I’ve been a trainee at Statnett’s Data Science unit over the past months and learned a lot. In this post I will give you a quick look at what I have been working on, and some helpful advice for how to survive and thrive as a data science trainee.

I was put on a team together with colleagues from both Statnett and Svenska kraftnät, producing short-term time series forecasts. These forecasts automate several system operation tasks which are handled manually today, and are essential in the transition to a new Nordic balancing model. Specifically, my team is responsible for predicting power consumption and power imbalance (i.e. the mismatch between production and consumption). Every five minutes, we need to provide predictions for the next two hours, with high demands on robustness and data quality. This is not a one-man job, but here are some of the areas where I put my effort.

Building apps and developing models

Our goal is to forecast the development of the system imbalance and power consumption in the near future. Statnett provides time series data describing power consumption, power production, power imbalance, weather forecasts and other relevant information. Utilizing these data, we can build mathematical models with machine learning algorithms that in the end are used to generate the predictions.

A comparison of our forecasted imbalance (orange) and the recorded, actual imbalance (blue).

Currently, a linear regression with a ridge penalty has proven to be the superior choice at Statnett, but we always aim to discover new models to keep improving our forecasts.

As a fun way of developing new models, the team recently set up a classic clash. The Norwegians on the team competed against the Swedes in improving the current model. For a week, communication across the border dropped to a bare minimum as we worked with high intensity to win the competition. Most importantly, we learned a lot on how to improve performance. And almost as important, the Norwegians won…

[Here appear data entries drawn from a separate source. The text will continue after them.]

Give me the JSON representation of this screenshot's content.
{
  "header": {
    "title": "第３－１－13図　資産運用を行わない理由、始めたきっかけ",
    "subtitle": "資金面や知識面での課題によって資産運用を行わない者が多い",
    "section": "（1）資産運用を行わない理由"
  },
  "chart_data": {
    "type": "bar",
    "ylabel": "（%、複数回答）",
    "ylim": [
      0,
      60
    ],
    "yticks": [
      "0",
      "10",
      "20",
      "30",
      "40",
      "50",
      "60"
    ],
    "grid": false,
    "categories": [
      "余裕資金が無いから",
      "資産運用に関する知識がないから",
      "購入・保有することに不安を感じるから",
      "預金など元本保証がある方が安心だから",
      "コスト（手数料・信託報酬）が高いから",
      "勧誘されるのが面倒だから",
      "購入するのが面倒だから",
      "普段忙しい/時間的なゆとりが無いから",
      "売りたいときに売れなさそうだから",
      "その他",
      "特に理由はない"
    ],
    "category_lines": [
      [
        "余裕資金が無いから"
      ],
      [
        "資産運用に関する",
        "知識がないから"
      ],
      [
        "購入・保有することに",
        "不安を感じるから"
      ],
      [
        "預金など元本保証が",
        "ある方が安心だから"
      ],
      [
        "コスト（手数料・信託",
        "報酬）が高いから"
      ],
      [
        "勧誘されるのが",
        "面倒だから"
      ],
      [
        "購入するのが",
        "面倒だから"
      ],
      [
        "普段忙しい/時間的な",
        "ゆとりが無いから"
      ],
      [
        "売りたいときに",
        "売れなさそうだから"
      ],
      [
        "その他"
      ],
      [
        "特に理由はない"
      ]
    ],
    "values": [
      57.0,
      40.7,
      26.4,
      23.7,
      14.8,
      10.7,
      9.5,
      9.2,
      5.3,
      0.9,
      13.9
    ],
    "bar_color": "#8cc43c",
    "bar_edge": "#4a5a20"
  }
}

Live monitoring of apps and data streams

When a prediction model is fit for purpose, we deploy it in our production environment. At Statnett, we orchestrate our application containers with OpenShift, a PaaS equivalent to Kubernetes, but with stronger security policies. We queue our data with Apache Kafka, not only to maintain data flow between components, but also to deliver our end-product. Other than that, we also rely on PostgreSQL, Kotlin and GitLab in our everyday development.

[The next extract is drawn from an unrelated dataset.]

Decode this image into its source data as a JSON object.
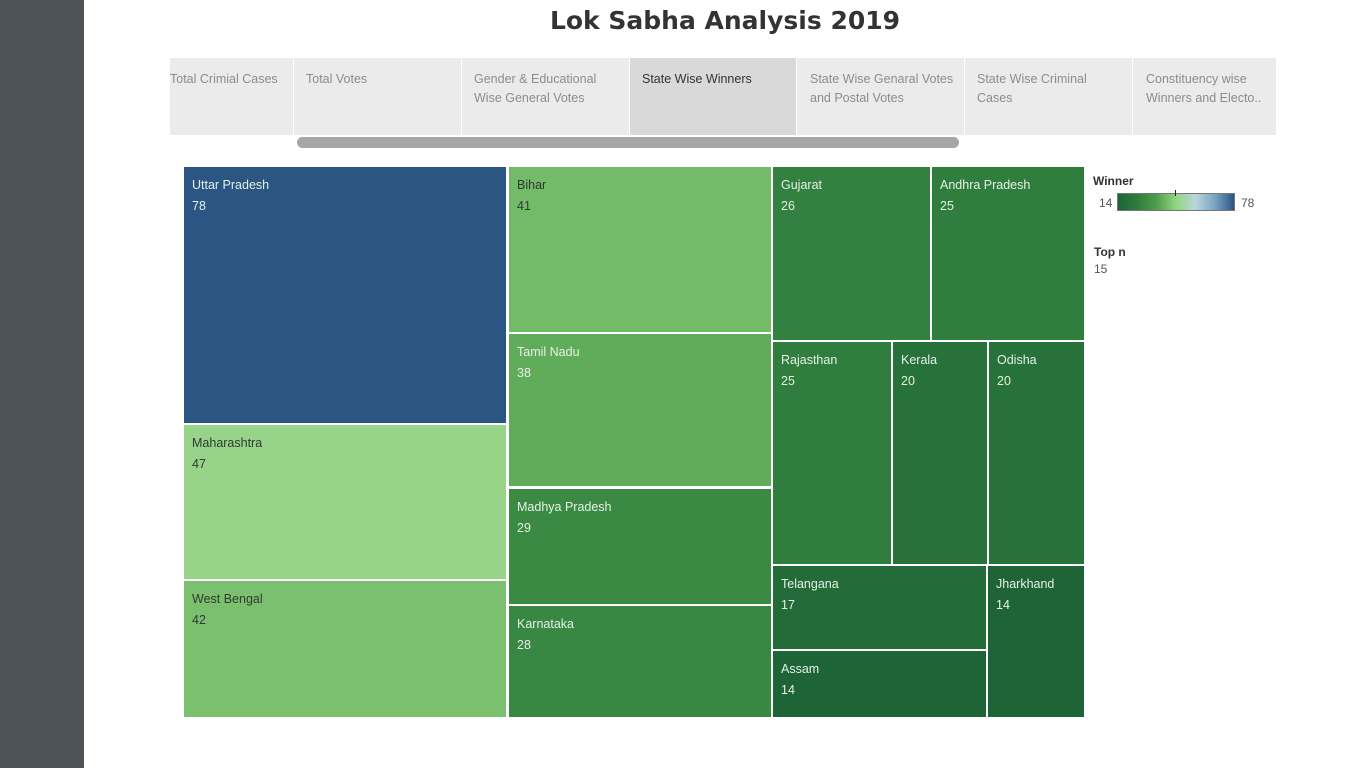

To make the transition into more automatic operation of the power grid as smooth as possible, we need to make sure that our services are running robustly. In an effort to keep the required uptime, we monitor our services, including the full machine learning pipeline, with Grafana dashboards.

This dashboard provides a convenient overview of the system end-to-end. The dashboard shows the flow between different components, and also the status of streams and apps, indicated by colors. This makes it easy to identify and deal with issues when they occur.

Happy team, happy life

I’ve discovered how to cope with the daily struggles of working as a programmer, especially when working from home. The most important is that you end up laughing (or at least smiling) a couple of times each day while working. If you find that hard to achieve, feel free to apply these well-proven steps:

Sync each other’s Spotify playlists

and regularly dance in your office. I think this is how silent disco was invented.

Speak Swedish to your Swedish colleagues

Say things like tjenare and grabben to Swedish people in meetings. They will laugh, I don’t really know why.

Put sunglasses on while programming

Ask about other people’s day

take 5 minutes just to talk, while performing some paint art

and last, but not least,

Do not push to the main production branch as a trainee

Please be careful. If you do this, and something goes wrong, some of the more senior employees may not fix it right away, and might even enjoy seeing you stress to fix the issue. It has not happened to me, but if it did, it would be difficult to recover from.

One response to “Being a trainee on the forecasting team, including some secret tips”

  1. Cool stuff Sander, just came across this article 🙂 I have some questions I would like to hear your thoughts on:

    What are we seeing in the plot? Since you are predicting every five minutes with a horizon of 2 hours, are we seeing the first five minutes of every prediction?
    How do you benchmark your predictions, and what’s the score of your algorithm? Have you tested with the dumb “the imbalance for next 2 hours will be the same as the last 5 minutes”, as a baseline for what one could expect?
    Timeseries prediction is often solved with neural networks (e.g. LSTM). Did you test it out?